(Reuters) - Puda Coal Inc, one of many Chinese companies to face U.S. regulatory scrutiny over their financial reporting, said it may face an enforcement action by the U.S. Securities and Exchange Commission.
In a statement released Friday night, Puda said it had received a Wells notice on December 28 indicating that the SEC may start proceedings to decide whether to suspend or revoke registrations for its securities because of the company’s failure to file timely, audited quarterly and annual reports.
Puda said it has until January 16 to raise any defenses, and is considering its options. The Taiyuan-based company also announced the December 20 resignation of a director, Jianfei Ni.
A U.S.-based spokesman for Puda did not immediately respond to a request for comment.

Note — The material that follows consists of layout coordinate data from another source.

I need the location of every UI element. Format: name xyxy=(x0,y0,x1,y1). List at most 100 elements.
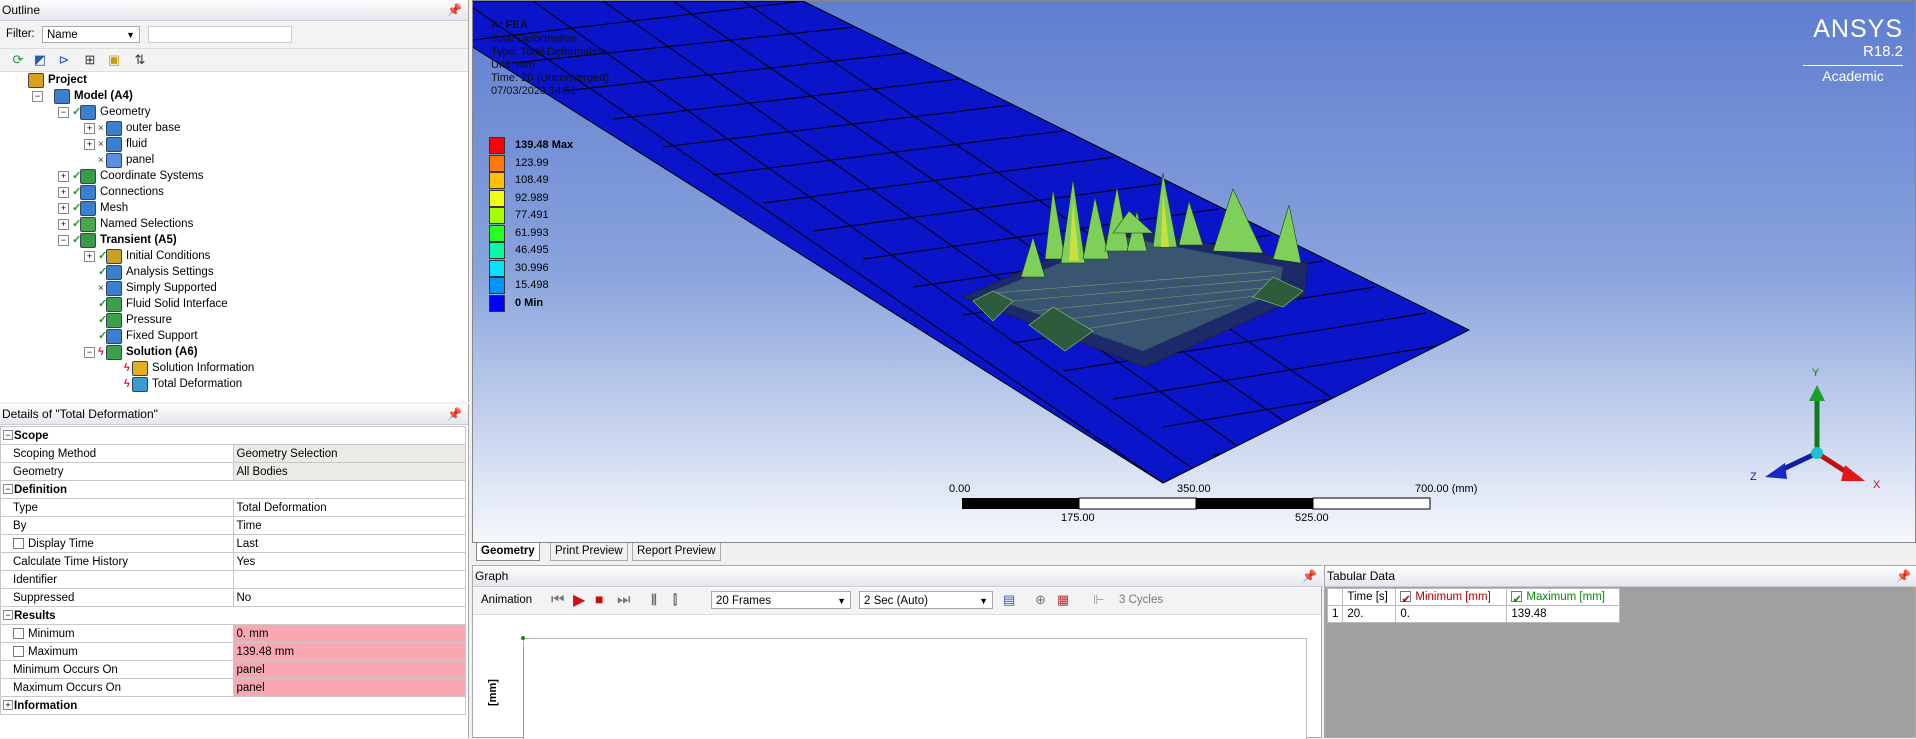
series-checkbox[interactable]: ✔ xyxy=(1400,591,1412,606)
property-value[interactable]: Time xyxy=(232,516,466,535)
details-property-row[interactable]: Calculate Time History Yes xyxy=(0,552,466,571)
property-value[interactable]: Yes xyxy=(232,552,466,571)
property-value[interactable] xyxy=(232,570,466,589)
property-value[interactable]: panel xyxy=(232,660,466,679)
collapse-icon[interactable]: − xyxy=(84,347,95,358)
previous-frame-icon[interactable]: ⏮ xyxy=(551,591,565,608)
collapse-icon[interactable]: − xyxy=(3,484,13,494)
property-value[interactable]: No xyxy=(232,588,466,607)
tree-item[interactable]: ✓ Analysis Settings xyxy=(0,264,466,280)
result-sets-icon[interactable]: ⫿ xyxy=(673,592,677,608)
tree-item[interactable]: + ✓ Initial Conditions xyxy=(0,248,466,264)
expand-icon[interactable]: + xyxy=(3,700,13,710)
property-value[interactable]: panel xyxy=(232,678,466,697)
collapse-icon[interactable]: − xyxy=(58,107,69,118)
tab-print-preview[interactable]: Print Preview xyxy=(550,543,628,561)
details-property-row[interactable]: Suppressed No xyxy=(0,588,466,607)
property-value[interactable]: Total Deformation xyxy=(232,498,466,517)
folder-icon[interactable]: ▣ xyxy=(106,52,122,68)
tree-item[interactable]: − ✓ Geometry xyxy=(0,104,466,120)
tree-item[interactable]: + × fluid xyxy=(0,136,466,152)
expand-environment-icon[interactable]: ◩ xyxy=(32,52,48,68)
tree-item[interactable]: ✓ Pressure xyxy=(0,312,466,328)
distributed-frames-icon[interactable]: ⫼ xyxy=(651,592,657,608)
pin-icon[interactable]: 📌 xyxy=(1896,566,1911,586)
duration-select[interactable]: 2 Sec (Auto) ▼ xyxy=(859,591,993,609)
tree-item[interactable]: + × outer base xyxy=(0,120,466,136)
tree-item[interactable]: + ✓ Connections xyxy=(0,184,466,200)
expand-icon[interactable]: + xyxy=(84,139,95,150)
tree-item[interactable]: − Model (A4) xyxy=(0,88,466,104)
expand-icon[interactable]: + xyxy=(58,219,69,230)
details-group[interactable]: − Scope xyxy=(0,426,466,445)
expand-all-icon[interactable]: ⊞ xyxy=(82,52,98,68)
pin-icon[interactable]: 📌 xyxy=(447,0,462,20)
tree-item[interactable]: ✓ Fixed Support xyxy=(0,328,466,344)
table-cell-maximum[interactable]: 139.48 xyxy=(1506,605,1621,623)
expand-icon[interactable]: + xyxy=(84,251,95,262)
expand-icon[interactable]: + xyxy=(58,187,69,198)
details-group-cell[interactable]: − Scope xyxy=(0,426,466,445)
collapse-icon[interactable]: − xyxy=(3,610,13,620)
graphics-viewport[interactable]: A: FEA Total Deformation Type: Total Defo… xyxy=(472,0,1916,543)
tree-item[interactable]: + ✓ Coordinate Systems xyxy=(0,168,466,184)
expand-tree-icon[interactable]: ⊳ xyxy=(56,52,72,68)
details-property-row[interactable]: Identifier xyxy=(0,570,466,589)
table-cell-minimum[interactable]: 0. xyxy=(1395,605,1508,623)
column-header-time[interactable]: Time [s] xyxy=(1342,588,1397,606)
collapse-icon[interactable]: − xyxy=(58,235,69,246)
cycles-icon[interactable]: ⊩ xyxy=(1093,592,1104,608)
property-value[interactable]: All Bodies xyxy=(232,462,466,481)
details-property-row[interactable]: Geometry All Bodies xyxy=(0,462,466,481)
table-cell-time[interactable]: 20. xyxy=(1342,605,1397,623)
tree-item[interactable]: ϟ Total Deformation xyxy=(0,376,466,392)
column-header-minimum[interactable]: ✔ Minimum [mm] xyxy=(1395,588,1508,606)
graph-plot-area[interactable] xyxy=(523,638,1307,739)
details-property-row[interactable]: Display Time Last xyxy=(0,534,466,553)
property-value[interactable]: 0. mm xyxy=(232,624,466,643)
tree-item[interactable]: + ✓ Named Selections xyxy=(0,216,466,232)
details-property-row[interactable]: Minimum Occurs On panel xyxy=(0,660,466,679)
table-row[interactable]: 1 20. 0. 139.48 xyxy=(1326,605,1621,623)
details-group-cell[interactable]: − Definition xyxy=(0,480,466,499)
parameter-checkbox[interactable] xyxy=(13,627,24,639)
export-video-icon[interactable]: ▤ xyxy=(1003,592,1015,608)
frames-select[interactable]: 20 Frames ▼ xyxy=(711,591,851,609)
property-value[interactable]: Geometry Selection xyxy=(232,444,466,463)
details-group[interactable]: + Information xyxy=(0,696,466,715)
details-group[interactable]: − Results xyxy=(0,606,466,625)
column-header-maximum[interactable]: ✔ Maximum [mm] xyxy=(1506,588,1621,606)
refresh-icon[interactable]: ⟳ xyxy=(10,52,26,68)
model-view[interactable] xyxy=(473,1,1915,542)
filter-text-input[interactable] xyxy=(148,26,292,43)
details-property-row[interactable]: Maximum Occurs On panel xyxy=(0,678,466,697)
details-property-row[interactable]: Type Total Deformation xyxy=(0,498,466,517)
sort-icon[interactable]: ⇅ xyxy=(132,52,148,68)
tree-item[interactable]: ✓ Fluid Solid Interface xyxy=(0,296,466,312)
tree-item[interactable]: ϟ Solution Information xyxy=(0,360,466,376)
expand-icon[interactable]: + xyxy=(84,123,95,134)
tree-item[interactable]: × Simply Supported xyxy=(0,280,466,296)
tab-report-preview[interactable]: Report Preview xyxy=(632,543,721,561)
play-icon[interactable]: ▶ xyxy=(573,590,585,610)
parameter-checkbox[interactable] xyxy=(13,645,24,657)
details-property-row[interactable]: By Time xyxy=(0,516,466,535)
expand-icon[interactable]: + xyxy=(58,203,69,214)
parameter-checkbox[interactable] xyxy=(13,537,24,549)
details-property-row[interactable]: Maximum 139.48 mm xyxy=(0,642,466,661)
tree-item[interactable]: − ϟ Solution (A6) xyxy=(0,344,466,360)
tree-item[interactable]: Project xyxy=(0,72,466,88)
details-property-row[interactable]: Minimum 0. mm xyxy=(0,624,466,643)
property-value[interactable]: Last xyxy=(232,534,466,553)
filter-type-select[interactable]: Name ▼ xyxy=(42,26,140,43)
pin-icon[interactable]: 📌 xyxy=(447,404,462,424)
property-value[interactable]: 139.48 mm xyxy=(232,642,466,661)
next-frame-icon[interactable]: ⏭ xyxy=(617,591,631,608)
tree-item[interactable]: + ✓ Mesh xyxy=(0,200,466,216)
details-group-cell[interactable]: + Information xyxy=(0,696,466,715)
expand-icon[interactable]: + xyxy=(58,171,69,182)
details-group[interactable]: − Definition xyxy=(0,480,466,499)
pin-icon[interactable]: 📌 xyxy=(1302,566,1317,586)
details-property-row[interactable]: Scoping Method Geometry Selection xyxy=(0,444,466,463)
series-checkbox[interactable]: ✔ xyxy=(1511,591,1523,606)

In September, Puda said an internal probe found that Chairman Ming Zhao had transferred ownership of a large stake in a coal subsidiary to himself in 2009 without seeking formal shareholder approval, and that Chief Executive Liping Zhu was aware of the transaction.
Two months earlier, Puda’s auditor Moore Stephens resigned, and said audit reports for the 2009 and 2010 fiscal years should no longer be relied on with respect to the transfer and other suspect transactions.
Puda said it began the probe after a short seller of its stock published an article accusing Ming Zhao of engaging in a number of undisclosed transactions involving the coal unit.
Short-sellers have also issued research targeting many other Chinese companies in which they have short positions. These reports often cause the companies’ shares to fall.
Puda shares closed Friday down 2 cents at 48 cents on the Pink Sheets.